Si queréis asistir al milagro, os toca rescatarla.
5.- Verano 1993, de Carla Simón
Uno ya no sabe muy bien lo que es la sensibilidad. Y del sentido, ¡qué decirte! Con todo, hay veces en que crees reencontrarte con ambas; de manera inopinada, flashes dispersos que te recuerdan a fragmentos de una infancia que ya no sabes muy bien si fue siquiera la tuya.
La mejor ópera prima del año derrocha sutileza, sinceridad y cine. La Barcelona post-olímpica es una anécdota que se pierde en una noche de tracas y hogueras vecinales, para emerger todos al otro lado del túnel, en esa casa solariega donde será posible cualquier cosa menos olvidar de repente. Porque nadie dice que eso (el olvido) sea el antídoto a tanto dolor sin palabras.
Truffaut está vivo y se apellida Simón.
4.- Dunkerque, de Christopher Nolan
Nolan hace lo que siempre quiso hacer: un Lawrence de Arabia indecoroso y caro. Presume de medios, de formato, de poner su cámara-dinosaurio allí donde nunca antes lo había hecho nadie. Alinea soldados indefensos encarándolos hacia la Pérfida Albión, hunde barcos, derriba aviones y nos habla de una retirada que acabó siendo una rotunda victoria.
Una hora para estos, un día para aquellos, una semana entera para los otros. Población civil, pilotos experimentados y supervivientes natos arriman el hombre en este esfuerzo de guerra que consistió, sencillamente, en huir con lo puesto. ¿Enervante, pretencioso, grandilocuente? Nolan será siempre Nolan. Pero puestas a existir películas así, mejor que las ruede él.
3.- El sacrificio del ciervo sagrado, de Yorgos Lanthimos
Sé que algunos sois más de Canino, del Lanthimos más cafre y oscuro. Yo debo de reconocer que sus primeras películas cumplieron conmigo su indudable función: descolocar y desasosegar. Pero ha sido su etapa norteamericana –con un estilo más depurado, menos directo, más fabulador- la que me lo ha acabado consolidando como un maestro de la extrañeza, idóneo como cronista de estos tiempos desnortados.
La familia es para este director un laboratorio en el que ensayar la crueldad y practicar la incomodidad. Y en este caso -y con la coartada hasta de un mito griego- nos ofrece una muestra sobresaliente de suspense y perversión. Los poderes desatados por un inquietante joven deberían de tener la consideración de maldición, de no ser porque el espectador, a medida que pasa la película, acaba convencido de que quizás… ¿se lo merezcan?
2.- Tony Erdmann, de Maren Ade
Maren Ade es la responsable de uno de los experimentos más extremos del año: una supuesta comedia (alemana, para mayor antónimo) de tres horas de duración y con ínfulas de fábula moral. Un triple mortal sin red, vamos.
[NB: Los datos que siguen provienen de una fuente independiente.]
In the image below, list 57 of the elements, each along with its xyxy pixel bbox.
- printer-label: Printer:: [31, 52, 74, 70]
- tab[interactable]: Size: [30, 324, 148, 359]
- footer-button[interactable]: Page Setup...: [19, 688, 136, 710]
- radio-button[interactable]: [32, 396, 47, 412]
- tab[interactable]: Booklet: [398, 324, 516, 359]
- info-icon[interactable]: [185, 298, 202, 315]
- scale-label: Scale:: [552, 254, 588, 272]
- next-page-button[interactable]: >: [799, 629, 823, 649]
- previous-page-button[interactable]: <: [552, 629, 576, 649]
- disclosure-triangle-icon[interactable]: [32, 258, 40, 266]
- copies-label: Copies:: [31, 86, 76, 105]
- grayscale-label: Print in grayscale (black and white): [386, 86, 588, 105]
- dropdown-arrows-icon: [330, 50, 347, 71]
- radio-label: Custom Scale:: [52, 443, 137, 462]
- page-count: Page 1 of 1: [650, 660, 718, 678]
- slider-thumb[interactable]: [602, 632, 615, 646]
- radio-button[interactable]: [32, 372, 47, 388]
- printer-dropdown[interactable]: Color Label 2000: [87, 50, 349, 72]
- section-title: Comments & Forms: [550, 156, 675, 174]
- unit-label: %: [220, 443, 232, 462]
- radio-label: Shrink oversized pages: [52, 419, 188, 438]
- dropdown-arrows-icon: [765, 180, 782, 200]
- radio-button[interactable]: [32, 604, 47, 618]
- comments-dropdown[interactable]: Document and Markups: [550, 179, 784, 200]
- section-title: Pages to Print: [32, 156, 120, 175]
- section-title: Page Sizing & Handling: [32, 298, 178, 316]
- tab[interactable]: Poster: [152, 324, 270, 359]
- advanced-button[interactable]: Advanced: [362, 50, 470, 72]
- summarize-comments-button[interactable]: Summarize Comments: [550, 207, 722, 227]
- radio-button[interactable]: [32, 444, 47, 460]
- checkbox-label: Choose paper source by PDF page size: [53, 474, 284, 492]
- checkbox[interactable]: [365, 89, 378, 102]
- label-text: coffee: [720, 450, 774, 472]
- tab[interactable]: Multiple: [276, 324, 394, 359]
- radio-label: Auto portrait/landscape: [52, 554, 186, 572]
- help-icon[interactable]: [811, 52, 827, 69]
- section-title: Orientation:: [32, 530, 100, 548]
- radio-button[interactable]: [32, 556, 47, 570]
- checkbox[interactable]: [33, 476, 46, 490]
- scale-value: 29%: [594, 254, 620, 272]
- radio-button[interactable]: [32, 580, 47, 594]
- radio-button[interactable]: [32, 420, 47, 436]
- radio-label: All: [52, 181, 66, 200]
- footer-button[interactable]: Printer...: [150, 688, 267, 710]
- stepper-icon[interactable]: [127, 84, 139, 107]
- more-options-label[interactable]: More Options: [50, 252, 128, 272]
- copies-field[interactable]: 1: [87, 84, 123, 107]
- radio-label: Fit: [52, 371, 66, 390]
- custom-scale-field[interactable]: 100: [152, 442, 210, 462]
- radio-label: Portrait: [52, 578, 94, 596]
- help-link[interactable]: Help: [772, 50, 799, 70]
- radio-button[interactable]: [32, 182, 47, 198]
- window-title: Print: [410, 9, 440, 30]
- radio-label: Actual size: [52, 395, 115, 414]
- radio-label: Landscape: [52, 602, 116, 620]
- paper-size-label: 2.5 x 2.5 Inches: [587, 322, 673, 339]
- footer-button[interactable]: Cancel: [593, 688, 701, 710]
Una hija vencida, carne de cañón –bien pagada, eso sí- del capitalismo más especulativo. Y un padre al rescate, dispuesto a hacerle entender, por reducción al absurdo, que nada importa más que la vida misma. Sus armas serán el absurdo y la payasada naif, el cambio continuo de unas reglas del juego que ella se ha acostumbrado a no cuestionar. ¿Lo logrará o es la suya una cruzada desesperada?
1.- Manchester frente al mar, de Kenneth Lonergan
Un drama no: un dramón desaforado. Y sin embargo, tarda media película en exponerse, en ser siquiera enunciado. ¿Qué le pasó a este hombre? ¿Se regodea innecesariamente en el dolor o tiene razones para el desaliento a perpetuidad? ¿Ha elegido la soledad o se aleja del mundo a manera de penitencia?
Manchester frente al mar es desoladora, porque el protagonista de la misma es inconsolable. El trauma que lo acompaña y que lo define le impedirá hacer frente a las últimas voluntades de su hermano (encargarse de la tutela del hijo adolescente) porque el reloj de su existencia quedó detenido a petición propia aquella fatídica noche. El resto…
… el resto serán largos silencios, nieve ahí fuera y un hombre bebiendo siempre sólo, a la espera de vengar sus desdichas en los sorprendidos morros de algún desconocido.